Namun pengertian tersebut masih terlalu umum, tidak mampu memberikan suatu batasan
yang jelas. Menurut Maria SW Sumardjono dalam Buku Kebijakan Pertanahan; Antara
Regulasi dan Implementasi (2001) dijelaskan bahwa kepentingan umum yang
terumuskan dalam UU No.5/1960, UU No.20/1961 Pencabutan Hak-hak Atas Tanah dan
Benda-benda Yang Ada Di Atasnya dan Inpres No.9/1973 Tentang Pelaksanaan
Pencabutan Hak-hak Atas Tanah dan Benda-benda Yang Ada Di Atasnya, belum
menegaskan esensi kriteria kepentingan umum secara konseptual.
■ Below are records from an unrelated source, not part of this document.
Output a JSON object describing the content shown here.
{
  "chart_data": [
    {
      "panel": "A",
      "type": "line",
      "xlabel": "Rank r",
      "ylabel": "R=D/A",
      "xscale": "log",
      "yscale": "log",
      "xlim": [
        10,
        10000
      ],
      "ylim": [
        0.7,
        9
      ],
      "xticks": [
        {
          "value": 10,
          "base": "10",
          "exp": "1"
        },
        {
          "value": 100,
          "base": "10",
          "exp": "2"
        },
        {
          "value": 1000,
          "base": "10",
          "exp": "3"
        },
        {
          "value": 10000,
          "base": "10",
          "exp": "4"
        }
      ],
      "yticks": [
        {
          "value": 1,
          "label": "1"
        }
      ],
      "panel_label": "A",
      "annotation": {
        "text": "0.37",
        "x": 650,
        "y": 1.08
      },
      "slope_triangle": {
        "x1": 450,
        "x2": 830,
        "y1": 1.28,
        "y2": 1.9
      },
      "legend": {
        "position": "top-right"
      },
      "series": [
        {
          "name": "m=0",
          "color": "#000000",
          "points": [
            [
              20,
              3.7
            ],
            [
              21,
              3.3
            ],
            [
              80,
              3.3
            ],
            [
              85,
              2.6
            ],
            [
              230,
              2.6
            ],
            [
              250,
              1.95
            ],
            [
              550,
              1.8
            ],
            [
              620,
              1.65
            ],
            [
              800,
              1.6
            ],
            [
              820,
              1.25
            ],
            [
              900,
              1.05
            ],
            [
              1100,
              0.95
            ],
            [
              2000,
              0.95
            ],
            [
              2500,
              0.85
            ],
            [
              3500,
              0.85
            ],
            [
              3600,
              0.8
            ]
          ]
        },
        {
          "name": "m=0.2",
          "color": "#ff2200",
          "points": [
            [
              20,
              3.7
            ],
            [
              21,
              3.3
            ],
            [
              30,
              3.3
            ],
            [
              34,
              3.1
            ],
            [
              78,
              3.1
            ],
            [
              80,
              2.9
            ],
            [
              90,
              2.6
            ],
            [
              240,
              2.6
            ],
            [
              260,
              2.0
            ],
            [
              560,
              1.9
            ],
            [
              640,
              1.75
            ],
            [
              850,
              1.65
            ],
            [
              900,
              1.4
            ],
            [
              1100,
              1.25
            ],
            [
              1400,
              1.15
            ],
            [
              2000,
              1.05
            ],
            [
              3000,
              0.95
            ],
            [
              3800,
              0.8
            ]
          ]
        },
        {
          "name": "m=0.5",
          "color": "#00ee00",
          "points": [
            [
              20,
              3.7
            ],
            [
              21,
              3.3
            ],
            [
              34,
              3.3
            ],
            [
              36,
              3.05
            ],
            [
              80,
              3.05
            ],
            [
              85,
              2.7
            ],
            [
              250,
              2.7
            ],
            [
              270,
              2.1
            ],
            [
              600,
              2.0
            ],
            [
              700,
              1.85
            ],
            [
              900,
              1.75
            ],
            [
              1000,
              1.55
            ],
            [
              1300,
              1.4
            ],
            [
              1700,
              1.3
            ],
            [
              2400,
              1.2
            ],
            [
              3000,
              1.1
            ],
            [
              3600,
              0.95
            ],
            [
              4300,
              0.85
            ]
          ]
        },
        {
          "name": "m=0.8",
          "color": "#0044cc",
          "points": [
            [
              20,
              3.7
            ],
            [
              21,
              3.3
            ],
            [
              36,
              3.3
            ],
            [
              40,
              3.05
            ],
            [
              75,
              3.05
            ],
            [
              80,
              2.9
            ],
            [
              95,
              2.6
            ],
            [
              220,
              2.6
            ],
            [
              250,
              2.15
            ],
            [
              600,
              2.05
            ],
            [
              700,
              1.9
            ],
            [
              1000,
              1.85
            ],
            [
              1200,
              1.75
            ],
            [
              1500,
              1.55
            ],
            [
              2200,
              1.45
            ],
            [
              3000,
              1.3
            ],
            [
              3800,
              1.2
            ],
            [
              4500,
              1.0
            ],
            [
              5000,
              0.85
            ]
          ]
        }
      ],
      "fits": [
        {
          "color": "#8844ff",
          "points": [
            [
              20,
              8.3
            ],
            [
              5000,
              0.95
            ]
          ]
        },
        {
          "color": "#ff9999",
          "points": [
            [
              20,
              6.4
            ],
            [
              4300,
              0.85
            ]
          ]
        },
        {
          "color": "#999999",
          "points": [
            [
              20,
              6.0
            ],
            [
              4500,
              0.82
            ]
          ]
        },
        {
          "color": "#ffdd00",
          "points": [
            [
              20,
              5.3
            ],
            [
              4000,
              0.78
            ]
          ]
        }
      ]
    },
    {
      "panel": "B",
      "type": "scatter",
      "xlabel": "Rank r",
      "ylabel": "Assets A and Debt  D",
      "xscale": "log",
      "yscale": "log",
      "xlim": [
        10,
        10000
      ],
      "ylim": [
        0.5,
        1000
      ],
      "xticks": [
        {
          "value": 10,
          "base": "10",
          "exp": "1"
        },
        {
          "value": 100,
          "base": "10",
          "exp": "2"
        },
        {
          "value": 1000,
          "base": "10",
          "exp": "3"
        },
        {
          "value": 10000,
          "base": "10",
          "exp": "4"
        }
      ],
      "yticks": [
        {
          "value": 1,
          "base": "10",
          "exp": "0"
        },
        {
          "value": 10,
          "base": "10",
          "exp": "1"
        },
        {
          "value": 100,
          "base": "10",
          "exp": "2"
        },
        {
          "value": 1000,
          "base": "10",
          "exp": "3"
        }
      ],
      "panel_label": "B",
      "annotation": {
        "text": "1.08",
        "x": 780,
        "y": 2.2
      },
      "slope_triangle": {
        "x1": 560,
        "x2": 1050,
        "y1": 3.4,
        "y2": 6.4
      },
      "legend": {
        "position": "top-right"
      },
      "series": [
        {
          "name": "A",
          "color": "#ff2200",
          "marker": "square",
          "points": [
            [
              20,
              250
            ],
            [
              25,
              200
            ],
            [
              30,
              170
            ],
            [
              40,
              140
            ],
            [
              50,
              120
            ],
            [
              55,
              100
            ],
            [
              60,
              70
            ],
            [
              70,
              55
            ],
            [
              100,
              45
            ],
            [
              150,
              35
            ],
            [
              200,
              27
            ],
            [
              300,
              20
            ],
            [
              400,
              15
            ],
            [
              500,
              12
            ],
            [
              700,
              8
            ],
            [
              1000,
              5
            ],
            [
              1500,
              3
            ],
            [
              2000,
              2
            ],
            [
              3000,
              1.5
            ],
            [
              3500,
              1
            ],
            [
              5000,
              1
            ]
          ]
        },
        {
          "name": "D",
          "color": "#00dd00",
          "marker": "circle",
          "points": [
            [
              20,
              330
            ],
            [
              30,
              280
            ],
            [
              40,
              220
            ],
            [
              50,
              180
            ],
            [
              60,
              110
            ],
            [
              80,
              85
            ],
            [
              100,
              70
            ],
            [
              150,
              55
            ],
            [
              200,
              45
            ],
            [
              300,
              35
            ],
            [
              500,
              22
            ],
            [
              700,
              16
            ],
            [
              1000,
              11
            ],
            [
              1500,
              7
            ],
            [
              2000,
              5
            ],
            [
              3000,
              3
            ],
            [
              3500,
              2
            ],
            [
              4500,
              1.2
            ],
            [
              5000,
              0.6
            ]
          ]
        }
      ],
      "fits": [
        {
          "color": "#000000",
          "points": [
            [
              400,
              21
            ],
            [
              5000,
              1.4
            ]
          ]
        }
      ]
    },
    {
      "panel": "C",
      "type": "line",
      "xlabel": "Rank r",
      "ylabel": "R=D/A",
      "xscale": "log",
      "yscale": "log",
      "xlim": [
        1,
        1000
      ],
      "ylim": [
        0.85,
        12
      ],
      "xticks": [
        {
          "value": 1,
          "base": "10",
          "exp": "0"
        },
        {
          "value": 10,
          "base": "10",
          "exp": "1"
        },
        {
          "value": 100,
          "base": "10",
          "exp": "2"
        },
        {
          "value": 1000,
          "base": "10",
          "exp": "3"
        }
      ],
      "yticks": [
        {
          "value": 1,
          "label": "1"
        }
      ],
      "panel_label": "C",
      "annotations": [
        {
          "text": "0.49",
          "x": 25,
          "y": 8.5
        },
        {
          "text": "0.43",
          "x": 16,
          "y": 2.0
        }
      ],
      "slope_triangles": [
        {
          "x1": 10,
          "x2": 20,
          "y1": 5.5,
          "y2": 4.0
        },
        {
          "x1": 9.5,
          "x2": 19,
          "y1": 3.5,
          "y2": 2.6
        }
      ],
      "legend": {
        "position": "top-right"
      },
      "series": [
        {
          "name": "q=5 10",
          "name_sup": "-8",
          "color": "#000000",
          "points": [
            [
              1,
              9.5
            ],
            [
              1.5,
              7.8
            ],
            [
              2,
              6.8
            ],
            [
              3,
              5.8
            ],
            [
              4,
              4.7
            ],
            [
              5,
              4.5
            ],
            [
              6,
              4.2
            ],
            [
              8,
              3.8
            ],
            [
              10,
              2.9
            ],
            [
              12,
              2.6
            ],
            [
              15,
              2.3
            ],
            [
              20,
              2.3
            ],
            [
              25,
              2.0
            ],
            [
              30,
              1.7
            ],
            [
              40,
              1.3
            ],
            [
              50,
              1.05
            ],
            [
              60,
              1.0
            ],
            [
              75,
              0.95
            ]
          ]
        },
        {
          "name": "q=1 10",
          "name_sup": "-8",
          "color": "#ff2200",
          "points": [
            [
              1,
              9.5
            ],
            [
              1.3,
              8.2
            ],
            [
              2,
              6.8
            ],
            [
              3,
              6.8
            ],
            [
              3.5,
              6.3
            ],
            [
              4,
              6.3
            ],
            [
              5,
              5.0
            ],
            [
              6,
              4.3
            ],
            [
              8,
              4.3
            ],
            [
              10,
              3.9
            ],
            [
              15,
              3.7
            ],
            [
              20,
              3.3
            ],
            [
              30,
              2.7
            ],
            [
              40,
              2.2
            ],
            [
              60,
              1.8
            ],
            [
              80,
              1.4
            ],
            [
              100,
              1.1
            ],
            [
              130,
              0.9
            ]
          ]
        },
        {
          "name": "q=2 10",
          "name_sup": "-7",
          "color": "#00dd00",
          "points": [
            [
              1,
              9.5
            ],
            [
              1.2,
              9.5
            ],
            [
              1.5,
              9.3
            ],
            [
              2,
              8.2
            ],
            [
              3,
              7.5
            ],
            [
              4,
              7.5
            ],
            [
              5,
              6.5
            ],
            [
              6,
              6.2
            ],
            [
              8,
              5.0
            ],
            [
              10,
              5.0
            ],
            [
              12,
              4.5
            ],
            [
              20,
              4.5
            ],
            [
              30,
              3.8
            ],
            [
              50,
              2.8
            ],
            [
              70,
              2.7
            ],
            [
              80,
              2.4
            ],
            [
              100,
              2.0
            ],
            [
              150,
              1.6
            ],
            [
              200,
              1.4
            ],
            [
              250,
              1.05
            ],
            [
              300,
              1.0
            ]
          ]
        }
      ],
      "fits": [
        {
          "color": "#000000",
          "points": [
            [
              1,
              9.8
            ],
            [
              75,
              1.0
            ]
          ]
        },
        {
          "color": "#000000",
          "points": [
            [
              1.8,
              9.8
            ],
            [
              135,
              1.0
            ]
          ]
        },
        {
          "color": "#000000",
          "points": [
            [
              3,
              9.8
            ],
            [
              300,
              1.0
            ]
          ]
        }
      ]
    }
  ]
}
Kepentingan umum
dinyatakan dalam arti “peruntukannya” yaitu kepentingan bangsa dan negara,
kepentingan bersama dari rakyat dan kepentingan pembangunan. Sedangkan dalam
Inpres No.9/1973 kepentingan umum diartikan sebagai kegiatan yang menyangkut 4
macam kepentingan yaitu kepentingan bangsa dan negara, masyarakat luas, kepentingan
bersama dan kepentingan pembangunan. Untuk Pengadaan Tanah, konsep kepentingan
umum didefiniskan dalam Keppres No.55/1993 tentang Pengadaan Tanah Bagi
Pelaksanaan Pembangunan Untuk Kepentingan Umum telah memberikan klarifikasi dan
definisi yang tegas mengenai kepentingan umum yang mencakup 3 ciri yaitu kepentingan
seluruh masyarakat, kegiatan pembangunan yang dilakukan dimiliki oleh pemerintah dan
tidak dipergunakan untuk mencari keuntungan. Dengan demikian interpretasi tentang
kegiatan termasuk dalam kategori kepentingan umum dibatasi pada terpenuhinya ketiga
unsur tersebut secara kumulatif. Konsep kepentingan umum dalam Keppres No 55/1993
kemudian diperkuat dalam Perpres no.36/2005 jo Perpres No.65/2006 tentang Pengadaan
Tanah Bagi Pelaksanaan Pembangunan Untuk Kepentingan Umum, Perpres
menyebutkan bahwa yang dimaksud dengan kepentingan umum adalah kepentingan
sebagian besar lapisan masyarakat. Rumusan kepentingan umum dalam Perpres tesebut
lebih tepat dengan menggunakan rumusan “sebagian besar lapisan masyarakat”. Sebab
sarana umum yang dibangun belum tentu dapat dinikmati semua masyarakat.